What is a LEFT OUTER JOIN

Left outer join

  • 3 minutes to read

One of the dialog boxes together to lead join types available in Power Query is a left outer join, which retains all rows from the table on the left and returns all matching rows from the table on the right. More information: Overview of collaboration processes

The figure shows a table on the left with the columns Date, Countryid and Units. The highlighted countryid column contains the values ​​1 in rows 1 and 2, 3 in row 3 and 4 in row 4. A table on the right has ID and country columns. The highlighted ID column contains the values ​​1 in line 1 (denotes USA), 2 in line 2 (in the denomination Canada) and 3 in line 3 (for Panama). A table below the first two tables contains the columns "Date", "countryid", "Units" and "Country". The table contains four lines with the top two lines containing the data for countryid 1, one line for countryid 3 and one line for country ID 4. Since the right table did not contain ID 4, the value of the fourth line contains in the Country column has the value NULL.
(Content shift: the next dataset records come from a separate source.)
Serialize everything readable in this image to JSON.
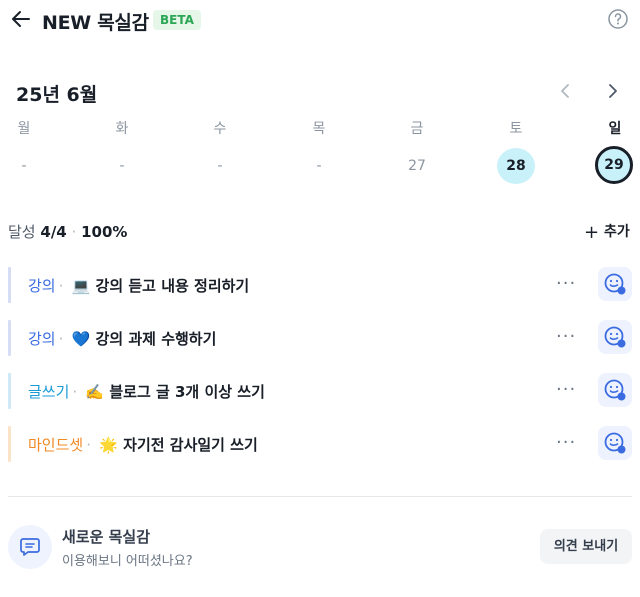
{
  "header": {
    "title": "NEW 목실감",
    "badge": "BETA"
  },
  "calendar": {
    "month_label": "25년 6월",
    "weekdays": [
      "월",
      "화",
      "수",
      "목",
      "금",
      "토",
      "일"
    ],
    "days": [
      "-",
      "-",
      "-",
      "-",
      "27",
      "28",
      "29"
    ],
    "selected_day": "29",
    "highlight_day": "28"
  },
  "summary": {
    "label": "달성",
    "count": "4/4",
    "sep": "·",
    "percent": "100%",
    "add_label": "추가"
  },
  "tasks": [
    {
      "category": "강의",
      "emoji": "💻",
      "title": "강의 듣고 내용 정리하기",
      "color": "#3a6be0",
      "bar": "#d6def5"
    },
    {
      "category": "강의",
      "emoji": "💙",
      "title": "강의 과제 수행하기",
      "color": "#3a6be0",
      "bar": "#d6def5"
    },
    {
      "category": "글쓰기",
      "emoji": "✍️",
      "title": "블로그 글 3개 이상 쓰기",
      "color": "#1a9bd7",
      "bar": "#cfe9f6"
    },
    {
      "category": "마인드셋",
      "emoji": "🌟",
      "title": "자기전 감사일기 쓰기",
      "color": "#f08a24",
      "bar": "#fbe3c8"
    }
  ],
  "task_more": "···",
  "feedback": {
    "title": "새로운 목실감",
    "subtitle": "이용해보니 어떠셨나요?",
    "button": "의견 보내기"
  },
  "colors": {
    "accent_blue": "#3a6be0",
    "highlight": "#c9f1f9",
    "badge_green": "#2aa655"
  }
}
This article uses sample data to demonstrate how to merge the left outer join. The sample source tables for this example are as follows:

  • Sales: This table contains the fields Date, countryidand Units. Countryid is an integer value that is the unique identifier from the countries Table represents.

    ! [Sales table with the columns Date, countryid and Units, where countryid is set to 1 in rows 1 and 2, 3 in row 3 and 4 in row 4.] (images / me-merge-operations-left-outer -join-sales-table.png "Sales table with the columns Date, Countryid and Units, where countryid is set to 1 in rows 1 and 2, 3 in row 3 and 4 in row 4.")

  • countries: This table is a reference table with the fields " ID " and " Country". The ID Field represents the unique identifier for each data record.

    The figure shows a table on the left with the columns Date, Countryid and Units. The highlighted countryid column contains the values ​​1 in rows 1 and 2, 3 in row 3 and 4 in row 4. A table on the right has ID and country columns. The highlighted ID column contains the values ​​1 in line 1 (denotes USA), 2 in line 2 (in the denomination Canada) and 3 in line 3 (for Panama). A table below the first two tables contains the columns "Date", "countryid", "Units" and "Country". The table contains four lines with the top two lines containing the data for countryid 1, one line for countryid 3 and one line for country ID 4. Since the right table did not contain ID 4, the value of the fourth line contains in the Country column has the value NULL.

This article uses sample data to demonstrate how to merge the left outer join. The sample source tables for this example are as follows:

  • Sales: This table contains the fields Date, countryidand Units. Countryid is an integer value that is the unique identifier from the countries Table represents.

    ! [Sales table with the columns Date, countryid and Units, where countryid is set to 1 in rows 1 and 2, 3 in row 3 and 4 in row 4.] (images / me-merge-operations-left-outer -join-sales-table.png "Sales table with the columns Date, countryid and Units, where countryid is set to 1 in rows 1 and 2, 3 in row 3 and 4 in row 4.")

  • countries: This table is a reference table with the fields " ID "and" with the results of the previous left outer join procedure ")

In the Newly Created column, expand countries the field country . Don't check the box use original column name as prefix .

After you've done this process, create a table that looks like the following image.